3. Consider hiring a Culture Manager.

The larger and faster you grow, the more challenging it can become to maintain a strong company culture, particularly if leadership and HR are busy managing the rapid growth.

During periods of growth and change, maintaining culture can be a full-time job. So if maintaining culture during growth is a top priority, you may want to consider hiring a full-time person, like a Culture Manager, to lead the charge. “Hire personnel whose job is to focus on company culture,” advised Pearson.

By hiring a Culture Manager, you’re making it someone’s job to ensure that your company culture stays strong as your organization grows. Having a dedicated individual solely focused on company culture can also help identify any potential culture issues — like a team acting out of alignment with your core values, or a general lack of clarity around the company mission — before they become larger problems.

“By devoting resources to professionals trained in understanding organizational culture...you will be positioned well to know when things are askew [with your culture as you grow],” said Pearson.

4. Talk to your employees.

Your employees are your best resource for understanding what’s happening with your company culture and if and how it’s changing. So if you’re concerned about maintaining your culture as your organization grows, talk to your staff members about it.

“Checking in with employees and listening to their needs is a direct way to maintain a successful culture, especially in times of change [or growth],” Crockett noted.

Exactly how you check in with employees will vary. For instance, you might schedule one-on-one meetings with department heads to get their thoughts on how to maintain your company culture, send anonymous surveys to your employees to get their insights into if and how they see the culture changing, or incorporate culture-related questions into your exit interviews

But the end goal is the same: “Your employees want to be heard,” stressed Pearson. Giving them the opportunity to be heard can provide you with key insights into how to maintain your culture as your organization grows.

5. Be willing to adapt your culture as necessary.

You want to maintain a strong company culture as you grow. But that doesn’t necessarily mean that you should always aim to maintain the same culture.

Company culture “is an ongoing priority that needs to be revisited from time to time based on how your organization is changing,” said Crockett.
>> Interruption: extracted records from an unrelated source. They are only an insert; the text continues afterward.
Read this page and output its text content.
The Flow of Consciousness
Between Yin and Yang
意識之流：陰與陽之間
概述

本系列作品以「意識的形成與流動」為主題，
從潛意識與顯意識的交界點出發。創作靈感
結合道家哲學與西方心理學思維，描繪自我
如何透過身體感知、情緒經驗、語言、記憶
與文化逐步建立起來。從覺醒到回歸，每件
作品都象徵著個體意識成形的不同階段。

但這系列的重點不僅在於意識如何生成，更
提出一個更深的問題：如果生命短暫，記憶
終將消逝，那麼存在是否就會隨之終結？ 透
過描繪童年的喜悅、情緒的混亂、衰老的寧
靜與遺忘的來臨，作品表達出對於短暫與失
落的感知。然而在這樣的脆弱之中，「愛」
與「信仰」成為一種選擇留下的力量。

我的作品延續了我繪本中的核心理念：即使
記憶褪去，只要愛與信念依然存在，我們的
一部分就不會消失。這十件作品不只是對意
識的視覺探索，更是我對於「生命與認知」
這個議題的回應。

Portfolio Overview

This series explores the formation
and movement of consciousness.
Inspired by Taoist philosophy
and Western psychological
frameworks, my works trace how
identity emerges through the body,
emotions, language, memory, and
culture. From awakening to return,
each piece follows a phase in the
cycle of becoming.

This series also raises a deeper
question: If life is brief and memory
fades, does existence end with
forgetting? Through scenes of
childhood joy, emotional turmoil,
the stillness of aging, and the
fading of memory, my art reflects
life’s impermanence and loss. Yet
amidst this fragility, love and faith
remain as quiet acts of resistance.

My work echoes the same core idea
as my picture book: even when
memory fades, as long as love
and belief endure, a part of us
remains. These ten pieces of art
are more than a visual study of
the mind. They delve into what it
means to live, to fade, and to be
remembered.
And sometimes, the company culture that made sense when you were a lean team of five isn’t the right culture to support a team of 5,000. If you want to facilitate your team’s best work, you need to be willing to adapt your culture as necessary.

“Review the company culture on an ongoing basis...to determine what changes, if any, might be needed,” recommended Wood.

For example, if your original company culture was extremely flexible and you allowed employees to work on their own schedules, as you grow, you may find that inconsistent schedules are making it harder for teams to get things done, leading to frustration among staff and managers. In this instance, instituting a more synchronous work schedule might make more sense for your growing team.

Your organization is going to change and evolve as it grows, and if you want your company culture to best support your employees, you need to be willing to let your culture change and evolve, too.



Growth is exciting and leads to many new opportunities, but it can also come at a very real cost to your culture — a foundational element of your organization — if it’s not taken into consideration and tended to as your business grows, scales, and evolves. But implementing these simple but effective strategies will help you keep your company’s culture going strong, no matter how many new employees you add to your team or how large or fast your organization expands.